S'il est impossible de prédire le prix des actions et des obligations pour les prochains jours et semaines, grâce aux travaux de Fama, Hansen et Shiller, "il est tout à fait possible de prévoir le cours général de ces prix sur de longues périodes, comme dans les trois à cinq prochaines années", relève l'Académie dans son communiqué.
Les trois lauréats n'appartiennent pas à la même école de pensée : les deux premiers sont des néoclassiques – qui postule notamment la rationalité des agents économiques –, quand le troisième est un tenant de la finance comportementale – qui estime, en revanche, que la rationalité des agents économiques n'est pas systématique.
  • Eugene Fama, 74 ans :
Né à Boston, il a obtenu son doctorat à l'université de Chicago, temple de l'économie néoclassique à laquelle il est resté fidèle. Il est l'un des économistes les plus cités par ses pairs pour ses travaux "sur la relation entre le risque et le rendement et ses implications pour la gestion de portefeuille", selon son université.
Avec un collègue, Kenneth French, il est à l'origine d'un modèle pour décrire les rendements des actions. Eugene Fama donne aussi dans la pratique avec un poste de consultant pour une société de conseil en investissement, Dimensional Fund Advisors. Il a une réputation d'homme inébranlable dans ses convictions libérales, et en 2010, dans un entretien avec le New Yorker, il défendait l'idée que la grande crise des années 2008-2009 n'avait pas pour origine le marché immobilier, pas même les bulles spéculatives sur les marchés, mais les cycles économiques. "Le reste du monde s'est converti à la notion selon laquelle les marchés sont plutôt bons pour allouer les ressources", disait-il, argumentant contre la régulation publique.

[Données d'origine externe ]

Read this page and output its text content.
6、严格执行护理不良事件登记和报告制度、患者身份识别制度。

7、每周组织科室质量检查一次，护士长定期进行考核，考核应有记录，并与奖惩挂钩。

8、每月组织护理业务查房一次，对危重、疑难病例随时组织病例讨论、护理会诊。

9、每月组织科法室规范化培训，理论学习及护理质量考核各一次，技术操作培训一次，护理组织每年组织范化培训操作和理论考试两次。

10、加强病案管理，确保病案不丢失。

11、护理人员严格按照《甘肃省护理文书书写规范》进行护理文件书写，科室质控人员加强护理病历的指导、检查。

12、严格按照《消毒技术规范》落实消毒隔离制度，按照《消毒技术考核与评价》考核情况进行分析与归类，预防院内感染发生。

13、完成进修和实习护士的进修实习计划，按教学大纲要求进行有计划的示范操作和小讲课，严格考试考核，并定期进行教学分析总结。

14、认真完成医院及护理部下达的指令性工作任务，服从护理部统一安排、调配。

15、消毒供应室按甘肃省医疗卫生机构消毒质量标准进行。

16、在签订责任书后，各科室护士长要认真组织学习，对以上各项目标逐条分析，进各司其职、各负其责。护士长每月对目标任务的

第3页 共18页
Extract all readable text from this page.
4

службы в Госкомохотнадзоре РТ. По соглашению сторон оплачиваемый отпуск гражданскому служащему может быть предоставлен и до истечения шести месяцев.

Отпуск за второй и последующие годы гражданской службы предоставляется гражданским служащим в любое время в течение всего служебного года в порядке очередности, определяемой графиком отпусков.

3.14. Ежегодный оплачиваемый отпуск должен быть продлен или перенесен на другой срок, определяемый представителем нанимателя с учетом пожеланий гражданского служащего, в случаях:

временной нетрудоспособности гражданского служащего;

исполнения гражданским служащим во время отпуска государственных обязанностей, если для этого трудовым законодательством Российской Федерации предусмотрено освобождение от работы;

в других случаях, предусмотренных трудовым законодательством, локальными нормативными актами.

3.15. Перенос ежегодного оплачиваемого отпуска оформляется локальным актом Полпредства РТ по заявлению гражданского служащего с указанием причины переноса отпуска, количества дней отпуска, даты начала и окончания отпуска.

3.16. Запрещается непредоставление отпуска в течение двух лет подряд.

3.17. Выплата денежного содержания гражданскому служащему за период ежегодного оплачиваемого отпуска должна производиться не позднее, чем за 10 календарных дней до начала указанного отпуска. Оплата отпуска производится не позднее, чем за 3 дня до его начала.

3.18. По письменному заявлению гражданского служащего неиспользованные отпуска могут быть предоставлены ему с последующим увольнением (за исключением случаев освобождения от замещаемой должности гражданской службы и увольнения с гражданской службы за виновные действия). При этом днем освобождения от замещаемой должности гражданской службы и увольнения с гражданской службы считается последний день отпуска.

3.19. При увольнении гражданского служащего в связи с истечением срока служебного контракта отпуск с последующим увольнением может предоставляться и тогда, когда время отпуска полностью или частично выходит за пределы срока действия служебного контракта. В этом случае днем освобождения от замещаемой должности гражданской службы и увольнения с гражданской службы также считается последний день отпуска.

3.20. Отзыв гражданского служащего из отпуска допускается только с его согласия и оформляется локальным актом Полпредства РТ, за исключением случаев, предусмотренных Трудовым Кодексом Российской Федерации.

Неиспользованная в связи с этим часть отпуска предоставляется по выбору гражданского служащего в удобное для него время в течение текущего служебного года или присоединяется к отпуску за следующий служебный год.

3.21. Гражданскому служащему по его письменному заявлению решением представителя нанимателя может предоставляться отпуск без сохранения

  • Lars Peter Hansen, 61 ans :
Né à Champaign dans l'Illinois (nord des Etats-Unis), 61 ans, a obtenu son doctorat à l'université du Minnesota en 1978. Depuis 1990 il est à l'université de Chicago. Mathématicien accompli, il est un auteur de référence en économétrie grâce à un modèle statistique sur l'adaptation des agents économiques dans leurs décisions financières aux changements d'environnement.

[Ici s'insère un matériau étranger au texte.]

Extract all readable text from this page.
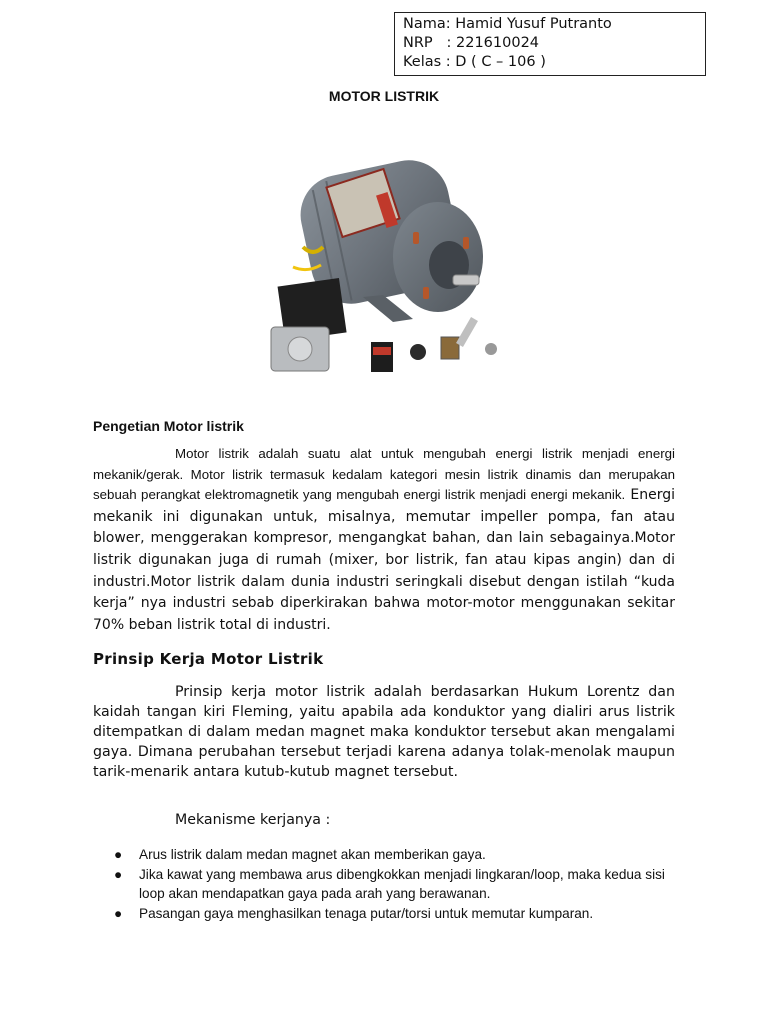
Nama: Hamid Yusuf Putranto
NRP   : 221610024
Kelas : D ( C – 106 )
MOTOR LISTRIK
Pengetian Motor listrik

Motor listrik adalah suatu alat untuk mengubah energi listrik menjadi energi mekanik/gerak. Motor listrik termasuk kedalam kategori mesin listrik dinamis dan merupakan sebuah perangkat elektromagnetik yang mengubah energi listrik menjadi energi mekanik. Energi mekanik ini digunakan untuk, misalnya, memutar impeller pompa, fan atau blower, menggerakan kompresor, mengangkat bahan, dan lain sebagainya.Motor listrik digunakan juga di rumah (mixer, bor listrik, fan atau kipas angin) dan di industri.Motor listrik dalam dunia industri seringkali disebut dengan istilah “kuda kerja” nya industri sebab diperkirakan bahwa motor-motor menggunakan sekitar 70% beban listrik total di industri.

Prinsip Kerja Motor Listrik

Prinsip kerja motor listrik adalah berdasarkan Hukum Lorentz dan kaidah tangan kiri Fleming, yaitu apabila ada konduktor yang dialiri arus listrik ditempatkan di dalam medan magnet maka konduktor tersebut akan mengalami gaya. Dimana perubahan tersebut terjadi karena adanya tolak-menolak maupun tarik-menarik antara kutub-kutub magnet tersebut.

Mekanisme kerjanya :
● Arus listrik dalam medan magnet akan memberikan gaya.
● Jika kawat yang membawa arus dibengkokkan menjadi lingkaran/loop, maka kedua sisi loop akan mendapatkan gaya pada arah yang berawanan.
● Pasangan gaya menghasilkan tenaga putar/torsi untuk memutar kumparan.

Néoclassique, il a publié quatre livres, dont un avec le Nobel d'économie 2011 Thomas Sargent. Des trois lauréats 2013, il est le plus discret médiatiquement et le moins connu.
  • Robert Shiller, 67 ans :
C'est le plus connu des trois, s'exprimant régulièrement à la télévision sur l'état de l'économie américaine. Professeur d'économie et de finance à l'université de Yale, il est né à Detroit en 1946. En 2011, il était considéré comme l'une des 50 personnalités les plus importantes du monde de la finance, selon Bloomberg. Après avoir obtenu son doctorat au Massachusetts Institute of Technology à Boston, il s'est spécialisé dans l'étude des marchés financiers et des comportements des différents acteurs et du public sur et vis-à-vis de ces marchés.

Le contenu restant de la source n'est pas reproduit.